CONTINUOUS GLUCOSE MONITORING – Why You Should Try It! – Diabetes Doctor


Having a good A1C doesn’t always mean your blood sugars are “well controlled.” For example, what about the patient who has an A1C of 6.4% but whose blood sugars vary from 50 to 300 mg/dL throughout the day.  Regardless of their A1C, these wide fluctuations puts them at risk for passing out from low blood sugars and damage from high blood sugars.

The A1C tells us what blood sugars have been averaging over the past 3 months, but does not tell the story of what happens day to day. Finger pokes of blood sugar readings with a glucometer may give us more insight into what’s happening during the day, but not in between readings. If your blood sugar in the morning is 120 mg/dL – was it just coming down from 250 mg/dL? Was it just coming up from a low blood sugar of 60 mg/dL? Or has it been steady at 120 mg/dL all night long?  Certainly the 120 mg/dL reading alone doesn’t tell the full story.

This is where continuous glucose monitoring has emerged as an extremely beneficial option for diabetes patients. Continuous Glucose Monitors (CGMs) have been around for a while now, but more often used in patients with type 1 diabetes. Today, there are plenty of great options for people with Type 2 diabetes to also use and learn from these monitoring devices!

What is a CGMs?

Continuous glucose monitors have sensors placed with a small needle under the skin either on the arm or abdomen that reads glucose levels (the size of a small “cat whisker”). The sensors, ranging in size from a penny to a stack of two quarters, are held in place with adhesives. The sensor is worn in place for 7-14 days at a time before being changed. There is even a sensor that is implantable by your doctor ( for 3 months.  The sensor measures blood sugars 24/7 and transmits their blood sugar readings via Bluetooth to a handheld receiver or directly to a smartphone app. The display will tell you at any time 1) what your blood sugar currently is, 2) what direction it is trending, and 3) what blood sugars have been over the last 8+ hours.

  • ALARMS: When glucose levels are too high or too low, you can receive notifications to take steps, such as drinking some juice to prevent a low blood sugar. For example, wouldn’t you like to know if your blood sugar was 80 mg/dL and dropping? Or 200 mg/dL and continuing to increase? It would help give you guidance on what to do to keep blood sugars in range.
  • LOWER A1C WITHOUT MORE MEDICATION: Studies have shown that simply wearing a CGM can lower your A1C through helping you understand your blood sugars better. Better control with less medications and no side effects!
  • LEARN ABOUT FOOD & ACTIVITY: Seeing blood sugars continuously can give insight into how certain foods or exercises may affect your blood sugars (since everyone is different!) Some people see strength training can INCREASE blood sugars whereas cardio exercise can DECREASE blood sugars.  
  • No more painful finger sticks!
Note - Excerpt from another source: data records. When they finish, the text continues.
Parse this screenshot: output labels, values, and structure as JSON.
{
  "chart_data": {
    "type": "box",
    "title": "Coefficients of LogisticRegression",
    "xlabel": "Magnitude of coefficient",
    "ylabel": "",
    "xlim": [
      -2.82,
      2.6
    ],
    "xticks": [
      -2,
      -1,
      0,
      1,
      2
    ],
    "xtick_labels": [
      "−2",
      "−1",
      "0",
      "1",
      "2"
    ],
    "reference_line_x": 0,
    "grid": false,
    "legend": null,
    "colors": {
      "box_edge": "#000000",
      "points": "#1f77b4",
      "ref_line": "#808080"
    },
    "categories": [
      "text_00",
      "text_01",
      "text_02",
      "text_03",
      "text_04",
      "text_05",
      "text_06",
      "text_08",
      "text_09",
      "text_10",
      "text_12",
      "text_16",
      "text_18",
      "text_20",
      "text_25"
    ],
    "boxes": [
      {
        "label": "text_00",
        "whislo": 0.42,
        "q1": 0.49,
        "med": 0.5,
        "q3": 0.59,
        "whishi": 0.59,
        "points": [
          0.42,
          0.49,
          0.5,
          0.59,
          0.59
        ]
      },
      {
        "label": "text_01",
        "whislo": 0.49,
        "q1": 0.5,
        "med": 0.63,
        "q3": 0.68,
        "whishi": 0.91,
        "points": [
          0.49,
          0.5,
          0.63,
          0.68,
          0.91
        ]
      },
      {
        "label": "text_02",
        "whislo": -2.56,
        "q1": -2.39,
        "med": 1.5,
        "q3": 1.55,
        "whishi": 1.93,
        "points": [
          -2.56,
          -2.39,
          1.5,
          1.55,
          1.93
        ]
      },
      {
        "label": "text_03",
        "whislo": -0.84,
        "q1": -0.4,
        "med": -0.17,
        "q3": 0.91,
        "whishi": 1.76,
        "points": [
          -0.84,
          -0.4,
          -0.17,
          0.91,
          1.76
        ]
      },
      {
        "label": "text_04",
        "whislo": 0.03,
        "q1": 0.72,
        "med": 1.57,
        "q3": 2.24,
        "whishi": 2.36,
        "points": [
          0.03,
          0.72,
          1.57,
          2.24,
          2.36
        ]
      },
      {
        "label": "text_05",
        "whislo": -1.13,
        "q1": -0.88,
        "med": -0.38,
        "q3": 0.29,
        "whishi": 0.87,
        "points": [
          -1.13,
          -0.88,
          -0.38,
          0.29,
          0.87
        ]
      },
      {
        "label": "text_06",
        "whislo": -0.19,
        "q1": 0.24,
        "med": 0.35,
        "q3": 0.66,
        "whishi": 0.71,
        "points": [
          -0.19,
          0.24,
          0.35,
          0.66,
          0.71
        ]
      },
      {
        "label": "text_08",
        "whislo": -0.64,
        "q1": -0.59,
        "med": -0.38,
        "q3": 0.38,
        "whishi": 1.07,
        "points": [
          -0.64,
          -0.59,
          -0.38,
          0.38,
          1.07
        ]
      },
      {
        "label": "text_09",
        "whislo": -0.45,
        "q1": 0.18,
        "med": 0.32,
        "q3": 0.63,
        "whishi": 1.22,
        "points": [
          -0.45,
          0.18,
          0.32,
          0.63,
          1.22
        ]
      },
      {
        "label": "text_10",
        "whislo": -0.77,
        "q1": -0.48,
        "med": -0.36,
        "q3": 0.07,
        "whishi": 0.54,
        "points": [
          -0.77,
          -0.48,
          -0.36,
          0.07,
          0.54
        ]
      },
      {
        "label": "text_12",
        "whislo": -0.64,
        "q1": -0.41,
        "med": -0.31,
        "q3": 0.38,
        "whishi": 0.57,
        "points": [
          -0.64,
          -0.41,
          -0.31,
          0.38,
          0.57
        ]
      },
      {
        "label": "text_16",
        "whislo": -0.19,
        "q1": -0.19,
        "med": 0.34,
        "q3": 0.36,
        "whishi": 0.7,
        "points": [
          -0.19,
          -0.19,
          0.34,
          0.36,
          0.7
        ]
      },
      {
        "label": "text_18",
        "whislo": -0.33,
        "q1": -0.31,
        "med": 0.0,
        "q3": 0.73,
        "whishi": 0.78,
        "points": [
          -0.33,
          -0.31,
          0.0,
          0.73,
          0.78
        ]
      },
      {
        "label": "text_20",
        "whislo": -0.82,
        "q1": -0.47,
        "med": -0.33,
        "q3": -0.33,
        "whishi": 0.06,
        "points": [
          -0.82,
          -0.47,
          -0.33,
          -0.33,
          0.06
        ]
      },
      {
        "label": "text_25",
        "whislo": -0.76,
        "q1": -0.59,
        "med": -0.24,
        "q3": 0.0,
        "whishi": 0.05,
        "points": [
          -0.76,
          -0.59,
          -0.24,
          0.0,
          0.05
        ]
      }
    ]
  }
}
The FreeStyle Libre or Dexcom G5/G6 are both accurate and approved by the FDA to replace finger pokes from blood glucose monitors.


Talk with your healthcare provider or pharmacist about options that would be best for you. Often times it will come down to cost of the product and coverage through insurance.   CGM is now covered by Medicare for patients with type 2 diabetes who are on multiple injections of insulin daily. Also, many commercial insurance companies will cover a CGM for type 2 diabetes.  If this is not covered by insurance, the least expensive option at this time is the FreeStyle Libre scan system.  Cash pricing is generally <$100/month for the system – which can be less expensive than glucose meter test strip supplies.